世界ランキング2位のノバク・ジョコビッチ【写真:Getty Images】

写真拡大

マドリードOP準々決勝、右手首痛で棄権…通算14度目の直接対決実現せず

 男子テニスシングルスの世界ランキング8位・錦織圭(日清食品)はマドリード・オープン準々決勝の同2位ノバク・ジョコビッチ(セルビア)戦を故障していた右手首の痛みのため棄権した。14度目の直接対決は実現せず、「ジョコビッチはスペインで最大の難敵と対戦するはずだった」と海外メディアは報じている。
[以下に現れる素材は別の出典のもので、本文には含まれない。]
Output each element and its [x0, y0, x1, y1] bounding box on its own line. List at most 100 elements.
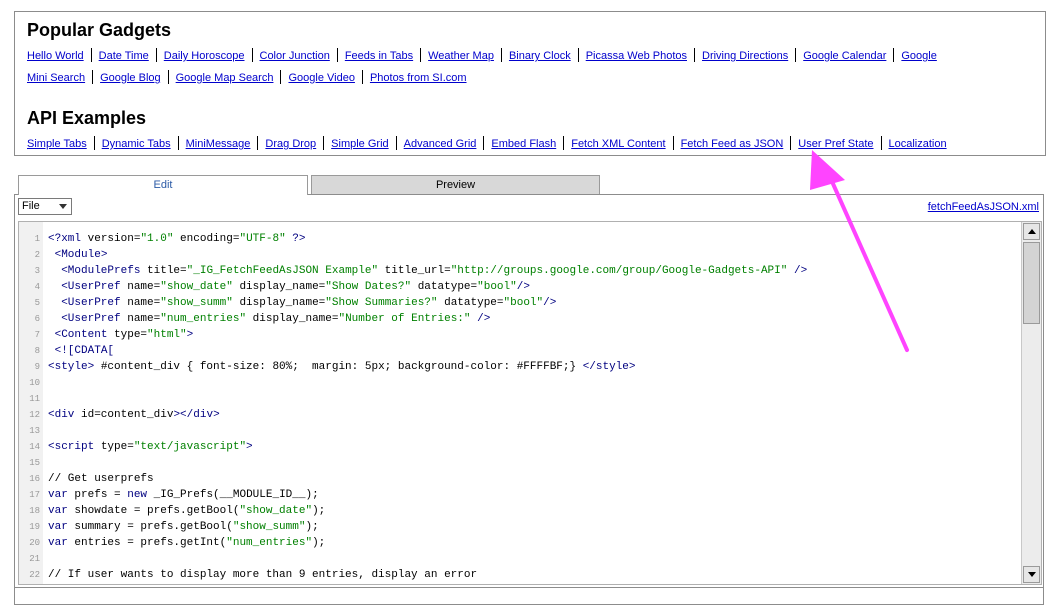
line-number: 10: [29, 378, 40, 388]
api-examples-links-row: Simple Tabs Dynamic Tabs MiniMessage Drag D…: [27, 136, 947, 150]
code-line: 21: [19, 551, 1019, 567]
code-line: 16 // Get userprefs: [19, 471, 1019, 487]
api-link-fetch-xml-content[interactable]: Fetch XML Content: [571, 138, 665, 150]
gadget-link-driving-directions[interactable]: Driving Directions: [702, 50, 788, 62]
line-number: 13: [29, 426, 40, 436]
link-separator: [361, 70, 363, 84]
link-separator: [395, 136, 397, 150]
code-text: <script type="text/javascript">: [48, 441, 253, 453]
link-separator: [694, 48, 695, 62]
api-link-simple-grid[interactable]: Simple Grid: [331, 138, 388, 150]
line-number: 7: [34, 330, 40, 340]
code-line: 5 <UserPref name="show_summ" display_nam…: [19, 295, 1019, 311]
line-number: 17: [29, 490, 40, 500]
line-number: 14: [29, 442, 40, 452]
gadget-link-weather-map[interactable]: Weather Map: [428, 50, 494, 62]
gadget-link-picassa-web-photos[interactable]: Picassa Web Photos: [586, 50, 687, 62]
gadget-link-hello-world[interactable]: Hello World: [27, 50, 84, 62]
line-number: 15: [29, 458, 40, 468]
tab-preview[interactable]: Preview: [311, 175, 600, 195]
code-line: 15: [19, 455, 1019, 471]
line-number: 20: [29, 538, 40, 548]
gadget-link-feeds-in-tabs[interactable]: Feeds in Tabs: [345, 50, 413, 62]
line-number: 5: [34, 298, 40, 308]
chevron-down-icon: [59, 204, 67, 209]
gadget-link-google[interactable]: Google: [901, 50, 936, 62]
code-text: <Content type="html">: [54, 329, 194, 341]
link-separator: [420, 48, 422, 62]
code-line: 12 <div id=content_div></div>: [19, 407, 1019, 423]
arrow-down-icon: [1028, 572, 1036, 577]
line-number: 4: [34, 282, 40, 292]
gadget-link-mini-search[interactable]: Mini Search: [27, 72, 85, 84]
file-menu-label: File: [22, 200, 40, 212]
gadget-link-color-junction[interactable]: Color Junction: [260, 50, 330, 62]
link-separator: [500, 48, 502, 62]
scrollbar-thumb[interactable]: [1023, 242, 1040, 324]
line-number: 1: [34, 234, 40, 244]
api-link-drag-drop[interactable]: Drag Drop: [265, 138, 316, 150]
line-number: 8: [34, 346, 40, 356]
line-number: 2: [34, 250, 40, 260]
api-link-fetch-feed-as-json[interactable]: Fetch Feed as JSON: [681, 138, 784, 150]
link-separator: [563, 136, 565, 150]
code-line: 9 <style> #content_div { font-size: 80%; …: [19, 359, 1019, 375]
api-link-advanced-grid[interactable]: Advanced Grid: [404, 138, 477, 150]
link-separator: [257, 136, 259, 150]
vertical-scrollbar[interactable]: [1021, 222, 1041, 584]
link-separator: [177, 136, 179, 150]
gadget-link-photos-from-si-com[interactable]: Photos from SI.com: [370, 72, 467, 84]
link-separator: [93, 136, 95, 150]
api-link-minimessage[interactable]: MiniMessage: [186, 138, 251, 150]
line-number: 19: [29, 522, 40, 532]
code-text: <Module>: [54, 249, 108, 261]
line-number: 16: [29, 474, 40, 484]
gadget-link-google-blog[interactable]: Google Blog: [100, 72, 161, 84]
popular-gadgets-heading: Popular Gadgets: [27, 20, 172, 40]
code-text: <UserPref name="num_entries" display_nam…: [61, 313, 491, 325]
code-line: 11: [19, 391, 1019, 407]
api-link-localization[interactable]: Localization: [889, 138, 947, 150]
code-text: <style> #content_div { font-size: 80%; m…: [48, 361, 636, 373]
code-line: 20 var entries = prefs.getInt("num_entrie…: [19, 535, 1019, 551]
api-link-simple-tabs[interactable]: Simple Tabs: [27, 138, 87, 150]
gadget-link-google-calendar[interactable]: Google Calendar: [803, 50, 886, 62]
api-link-user-pref-state[interactable]: User Pref State: [798, 138, 873, 150]
line-number: 3: [34, 266, 40, 276]
link-separator: [336, 48, 338, 62]
gadget-link-daily-horoscope[interactable]: Daily Horoscope: [164, 50, 245, 62]
status-bar: [14, 587, 1044, 605]
scroll-up-button[interactable]: [1023, 223, 1040, 240]
link-separator: [880, 136, 882, 150]
code-text: var entries = prefs.getInt("num_entries"…: [48, 537, 326, 549]
gadget-link-google-video[interactable]: Google Video: [288, 72, 354, 84]
code-text: // Get userprefs: [48, 473, 154, 485]
code-editor[interactable]: 1 <?xml version="1.0" encoding="UTF-8" ?>…: [18, 221, 1042, 585]
code-text: <?xml version="1.0" encoding="UTF-8" ?>: [48, 233, 306, 245]
line-number: 22: [29, 570, 40, 580]
scroll-down-button[interactable]: [1023, 566, 1040, 583]
gadget-link-date-time[interactable]: Date Time: [99, 50, 149, 62]
api-link-dynamic-tabs[interactable]: Dynamic Tabs: [102, 138, 171, 150]
code-line: 14 <script type="text/javascript">: [19, 439, 1019, 455]
file-menu-dropdown[interactable]: File: [18, 198, 72, 215]
filename-link[interactable]: fetchFeedAsJSON.xml: [928, 201, 1039, 213]
link-separator: [795, 48, 797, 62]
gadget-link-google-map-search[interactable]: Google Map Search: [176, 72, 274, 84]
code-text: // If user wants to display more than 9 …: [48, 569, 478, 581]
link-separator: [90, 48, 92, 62]
link-separator: [672, 136, 674, 150]
code-line: 7 <Content type="html">: [19, 327, 1019, 343]
code-text: var prefs = new _IG_Prefs(__MODULE_ID__)…: [48, 489, 319, 501]
tab-edit[interactable]: Edit: [18, 175, 308, 195]
code-text: <UserPref name="show_summ" display_name=…: [61, 297, 557, 309]
code-line: 18 var showdate = prefs.getBool("show_dat…: [19, 503, 1019, 519]
line-number: 6: [34, 314, 40, 324]
popular-gadgets-links-row-2: Mini Search Google Blog Google Map Search G…: [27, 70, 467, 84]
link-separator: [251, 48, 253, 62]
code-text: var showdate = prefs.getBool("show_date"…: [48, 505, 326, 517]
api-link-embed-flash[interactable]: Embed Flash: [491, 138, 556, 150]
gadget-link-binary-clock[interactable]: Binary Clock: [509, 50, 571, 62]
code-line: 19 var summary = prefs.getBool("show_summ…: [19, 519, 1019, 535]
code-text: <div id=content_div></div>: [48, 409, 220, 421]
「ノバク・ジョコビッチがマドリード・オープンでケイ・ニシコリ相手に不戦勝」と報じたのは英衛星放送「スカイ・スポーツ」電子版。

 記事では「世界ランク2位の男はフェリシアーノ・ロペスをストレートで下し、ニコラス・アルマグロをなんとか倒した後、スペインで最大の難敵と対戦するはずだった」と報じている。

 過去対戦はジョコビッチの11勝に対し、錦織は2勝。だが、2014年の全米オープン準決勝で錦織がジョコビッチを倒し、自身唯一のグランドスラム決勝にたどり着いた思い出の相手でもある。
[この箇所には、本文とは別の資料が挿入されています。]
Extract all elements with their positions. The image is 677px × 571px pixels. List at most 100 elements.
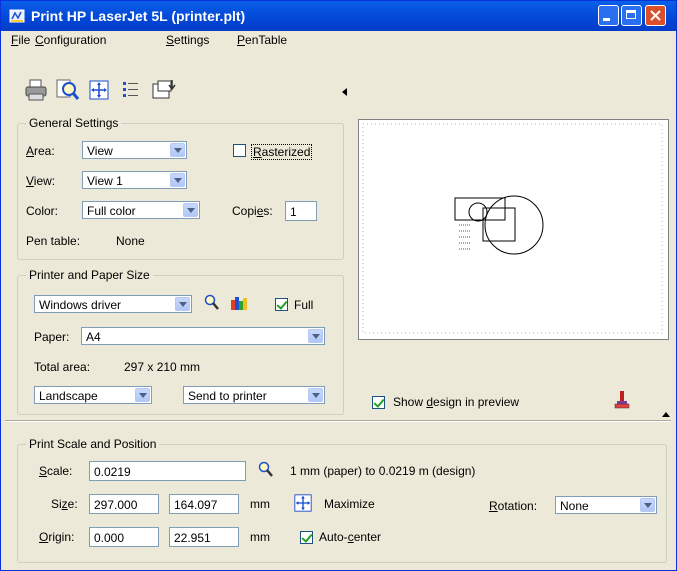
rotation-label-key: R bbox=[489, 499, 498, 513]
maximize-button[interactable] bbox=[621, 5, 642, 26]
preview-zoom-icon[interactable] bbox=[56, 78, 80, 102]
scale-input[interactable]: 0.0219 bbox=[89, 461, 246, 481]
general-settings-title: General Settings bbox=[26, 116, 122, 130]
close-button[interactable] bbox=[645, 5, 666, 26]
title-bar[interactable]: Print HP LaserJet 5L (printer.plt) bbox=[1, 1, 676, 31]
origin-label-key: O bbox=[39, 530, 49, 544]
search-icon[interactable] bbox=[258, 461, 274, 479]
color-select[interactable]: Full color bbox=[82, 201, 200, 219]
orientation-select[interactable]: Landscape bbox=[34, 386, 152, 404]
origin-y-value: 22.951 bbox=[174, 531, 211, 545]
menu-pentable[interactable]: PenTable bbox=[237, 33, 287, 47]
size-height-value: 164.097 bbox=[174, 498, 218, 512]
total-area-value: 297 x 210 mm bbox=[124, 360, 201, 374]
view-select[interactable]: View 1 bbox=[82, 171, 187, 189]
size-width-value: 297.000 bbox=[94, 498, 138, 512]
close-icon bbox=[650, 10, 661, 21]
maximize-icon[interactable] bbox=[293, 493, 313, 513]
show-design-checkbox[interactable] bbox=[372, 396, 385, 409]
chevron-down-icon[interactable] bbox=[640, 498, 655, 512]
rasterized-checkbox[interactable] bbox=[233, 144, 246, 157]
collapse-left-icon[interactable] bbox=[341, 87, 349, 97]
orientation-select-value: Landscape bbox=[39, 389, 98, 403]
driver-select-value: Windows driver bbox=[39, 298, 122, 312]
rotation-select[interactable]: None bbox=[555, 496, 657, 514]
pen-table-label: Pen table: bbox=[26, 234, 81, 248]
paper-label: Paper: bbox=[34, 330, 70, 344]
chevron-down-icon[interactable] bbox=[308, 329, 323, 343]
printer-icon[interactable] bbox=[24, 78, 48, 102]
scale-label-key: S bbox=[39, 464, 48, 478]
area-label: Area: bbox=[26, 144, 55, 158]
show-design-label[interactable]: Show design in preview bbox=[393, 395, 519, 409]
printer-paper-group: Printer and Paper Size Windows driver Fu… bbox=[17, 268, 344, 415]
origin-label-text: rigin: bbox=[48, 530, 75, 544]
auto-center-checkbox[interactable] bbox=[300, 531, 313, 544]
size-label-pre: Si bbox=[51, 497, 62, 511]
chevron-down-icon[interactable] bbox=[175, 297, 190, 311]
chevron-down-icon[interactable] bbox=[308, 388, 323, 402]
size-height-input[interactable]: 164.097 bbox=[169, 494, 239, 514]
auto-center-post: enter bbox=[353, 530, 382, 544]
area-select[interactable]: View bbox=[82, 141, 187, 159]
scale-label: Scale: bbox=[39, 464, 72, 478]
toolbar bbox=[1, 51, 351, 109]
minimize-button[interactable] bbox=[598, 5, 619, 26]
copies-label-post: s: bbox=[263, 204, 273, 218]
total-area-label: Total area: bbox=[34, 360, 91, 374]
paper-select[interactable]: A4 bbox=[81, 327, 325, 345]
origin-y-input[interactable]: 22.951 bbox=[169, 527, 239, 547]
size-width-input[interactable]: 297.000 bbox=[89, 494, 159, 514]
size-unit: mm bbox=[250, 497, 270, 511]
copies-label: Copies: bbox=[232, 204, 273, 218]
color-select-value: Full color bbox=[87, 204, 136, 218]
chevron-down-icon[interactable] bbox=[170, 173, 185, 187]
output-select-value: Send to printer bbox=[188, 389, 267, 403]
show-design-post: esign in preview bbox=[433, 395, 520, 409]
size-label: Size: bbox=[51, 497, 78, 511]
maximize-label[interactable]: Maximize bbox=[324, 497, 375, 511]
show-design-pre: Show bbox=[393, 395, 427, 409]
auto-center-pre: Auto- bbox=[319, 530, 348, 544]
menu-file[interactable]: File bbox=[11, 33, 30, 47]
copies-input[interactable]: 1 bbox=[285, 201, 317, 221]
fit-move-icon[interactable] bbox=[88, 79, 110, 101]
rotation-label: Rotation: bbox=[489, 499, 537, 513]
page-export-icon[interactable] bbox=[151, 78, 177, 102]
paper-select-value: A4 bbox=[86, 330, 101, 344]
rotation-select-value: None bbox=[560, 499, 589, 513]
preview-pane[interactable] bbox=[358, 119, 669, 340]
chevron-down-icon[interactable] bbox=[183, 203, 198, 217]
list-icon[interactable] bbox=[121, 79, 141, 99]
origin-x-input[interactable]: 0.000 bbox=[89, 527, 159, 547]
printer-paper-title: Printer and Paper Size bbox=[26, 268, 153, 282]
output-select[interactable]: Send to printer bbox=[183, 386, 325, 404]
copies-input-value: 1 bbox=[290, 205, 297, 219]
driver-select[interactable]: Windows driver bbox=[34, 295, 192, 313]
menu-configuration[interactable]: Configuration bbox=[35, 33, 106, 47]
rotation-label-text: otation: bbox=[497, 499, 538, 513]
chevron-down-icon[interactable] bbox=[135, 388, 150, 402]
divider bbox=[5, 420, 671, 422]
menu-settings-label: ettings bbox=[174, 33, 210, 47]
rasterized-label[interactable]: Rasterized bbox=[251, 144, 313, 160]
chevron-down-icon[interactable] bbox=[170, 143, 185, 157]
menu-configuration-key: C bbox=[35, 33, 44, 47]
full-checkbox[interactable] bbox=[275, 298, 288, 311]
auto-center-label[interactable]: Auto-center bbox=[319, 530, 381, 544]
area-select-value: View bbox=[87, 144, 113, 158]
area-label-key: A bbox=[26, 144, 35, 158]
printer-properties-icon[interactable] bbox=[230, 295, 248, 311]
full-label[interactable]: Full bbox=[294, 298, 313, 312]
menu-file-label: ile bbox=[18, 33, 31, 47]
copies-label-pre: Copi bbox=[232, 204, 257, 218]
pen-stamp-icon[interactable] bbox=[614, 390, 630, 410]
search-icon[interactable] bbox=[204, 294, 220, 312]
origin-label: Origin: bbox=[39, 530, 74, 544]
menu-settings[interactable]: Settings bbox=[166, 33, 209, 47]
origin-x-value: 0.000 bbox=[94, 531, 125, 545]
window-title: Print HP LaserJet 5L (printer.plt) bbox=[31, 8, 246, 24]
scale-position-title: Print Scale and Position bbox=[26, 437, 160, 451]
origin-unit: mm bbox=[250, 530, 270, 544]
collapse-up-icon[interactable] bbox=[661, 410, 671, 418]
 長年連れ添ったコーチ陣と袂を分かったばかりのジョコビッチにとって、錦織は最大の試練となるはずだったが、錦織に異変が起きた。

世界ランク9位後退濃厚、次戦出場には慎重「全仏はより重要なので」

「ローマではプレーすると思いますが、様子を見たいと思います。今ここでプレーするか、辞退するのかは約束できない。全仏はより重要なので」

 錦織のコメントを紹介。今後は14日開幕のイタリア国際に出場予定だが、その後は最大目標の全仏オープン(28日開幕)が控えており、慎重な姿勢を見せた。
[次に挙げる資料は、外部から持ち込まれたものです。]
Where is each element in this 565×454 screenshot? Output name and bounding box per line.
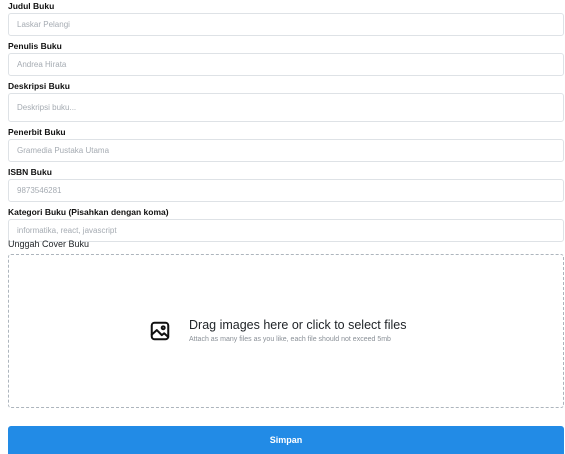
dropzone-subtitle: Attach as many files as you like, each f… [189,336,391,343]
book-form: Judul Buku Penulis Buku Deskripsi Buku P… [8,0,564,242]
judul-input[interactable] [8,13,564,36]
image-dropzone[interactable]: Drag images here or click to select file… [8,254,564,408]
penulis-input[interactable] [8,53,564,76]
judul-label: Judul Buku [8,1,55,11]
kategori-label: Kategori Buku (Pisahkan dengan koma) [8,207,169,217]
kategori-input[interactable] [8,219,564,242]
isbn-input[interactable] [8,179,564,202]
penerbit-label: Penerbit Buku [8,127,66,137]
dropzone-title: Drag images here or click to select file… [189,318,407,332]
deskripsi-label: Deskripsi Buku [8,81,70,91]
upload-label: Unggah Cover Buku [8,239,90,249]
penulis-label: Penulis Buku [8,41,62,51]
deskripsi-textarea[interactable] [8,93,564,122]
isbn-label: ISBN Buku [8,167,52,177]
save-button[interactable]: Simpan [8,426,564,454]
penerbit-input[interactable] [8,139,564,162]
image-icon [149,320,171,342]
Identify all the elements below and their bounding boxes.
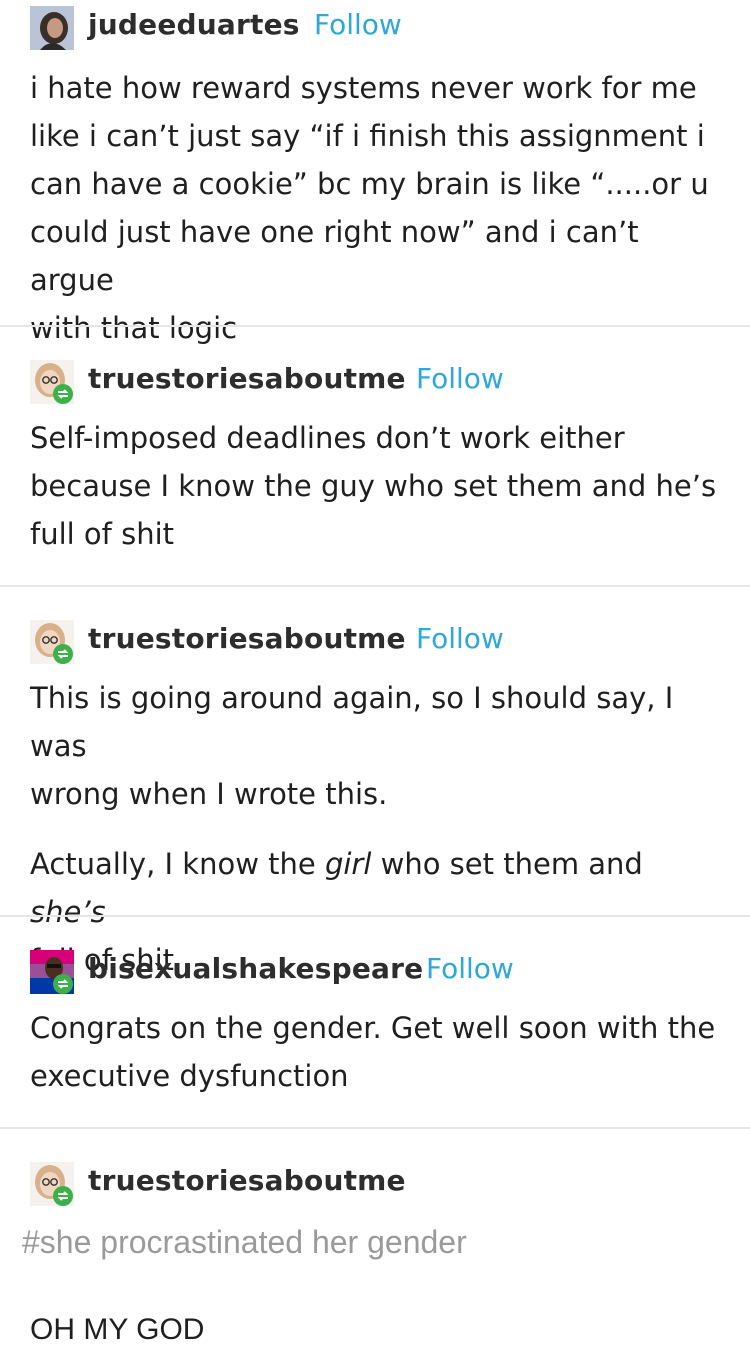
body-line: This is going around again, so I should …	[30, 681, 674, 763]
follow-button[interactable]: Follow	[426, 952, 514, 985]
post-header: bisexualshakespeare Follow	[30, 946, 720, 996]
post-reblog: bisexualshakespeare Follow Congrats on t…	[0, 946, 750, 1100]
post-body: This is going around again, so I should …	[30, 674, 720, 984]
username[interactable]: bisexualshakespeare	[88, 952, 423, 985]
post-header: truestoriesaboutme Follow	[30, 616, 720, 666]
avatar[interactable]	[30, 1162, 74, 1206]
avatar[interactable]	[30, 620, 74, 664]
follow-button[interactable]: Follow	[416, 362, 504, 395]
post-judeeduartes: judeeduartes Follow i hate how reward sy…	[0, 2, 750, 352]
divider	[0, 915, 750, 917]
username[interactable]: truestoriesaboutme	[88, 1164, 406, 1197]
username[interactable]: truestoriesaboutme	[88, 622, 406, 655]
username[interactable]: truestoriesaboutme	[88, 362, 406, 395]
post-header: truestoriesaboutme Follow	[30, 356, 720, 406]
body-line: can have a cookie” bc my brain is like “…	[30, 167, 709, 201]
body-line: Congrats on the gender. Get well soon wi…	[30, 1011, 716, 1045]
post-reblog: truestoriesaboutme Follow This is going …	[0, 616, 750, 984]
body-line: like i can’t just say “if i finish this …	[30, 119, 705, 153]
post-text: OH MY GOD	[30, 1313, 720, 1347]
avatar[interactable]	[30, 360, 74, 404]
body-line: with that logic	[30, 311, 238, 345]
body-line: full of shit	[30, 517, 175, 551]
body-line: executive dysfunction	[30, 1059, 349, 1093]
text-segment: who set them and	[371, 847, 643, 881]
post-body: Self-imposed deadlines don’t work either…	[30, 414, 720, 558]
divider	[0, 1127, 750, 1129]
post-tag[interactable]: #she procrastinated her gender	[22, 1224, 720, 1261]
body-line: because I know the guy who set them and …	[30, 469, 717, 503]
follow-button[interactable]: Follow	[314, 8, 402, 41]
body-line: OH MY GOD	[30, 1313, 205, 1346]
divider	[0, 585, 750, 587]
body-line: i hate how reward systems never work for…	[30, 71, 697, 105]
body-line: Actually, I know the girl who set them a…	[30, 840, 720, 936]
emphasis-girl: girl	[324, 847, 372, 881]
post-body: i hate how reward systems never work for…	[30, 64, 720, 352]
post-reblog: truestoriesaboutme #she procrastinated h…	[0, 1158, 750, 1347]
text-segment: Actually, I know the	[30, 847, 325, 881]
avatar[interactable]	[30, 950, 74, 994]
username[interactable]: judeeduartes	[88, 8, 300, 41]
post-header: truestoriesaboutme	[30, 1158, 720, 1208]
follow-button[interactable]: Follow	[416, 622, 504, 655]
post-body: #she procrastinated her gender	[22, 1224, 720, 1261]
divider	[0, 325, 750, 327]
avatar[interactable]	[30, 6, 74, 50]
body-line: Self-imposed deadlines don’t work either	[30, 421, 625, 455]
emphasis-shes: she’s	[30, 895, 106, 929]
body-line: could just have one right now” and i can…	[30, 215, 639, 297]
post-reblog: truestoriesaboutme Follow Self-imposed d…	[0, 356, 750, 558]
post-body: Congrats on the gender. Get well soon wi…	[30, 1004, 720, 1100]
body-line: wrong when I wrote this.	[30, 777, 388, 811]
post-header: judeeduartes Follow	[30, 2, 720, 52]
 記事でも「ここ数か月悩まされている手首の故障が再発した。全仏オープンを視野に入れ、彼はリスクを冒すことを避けた」と報じられている。

 今大会後の世界ランクでは9位への後退が濃厚。全仏オープンで準々決勝まで上位との対戦が避けられる第8シード以内を維持するためには、イタリア国際でポイントを稼ぐ必要がある。

 全仏オープンまであと2週間。果たして、錦織は万全の体調を取り戻せるだろうか。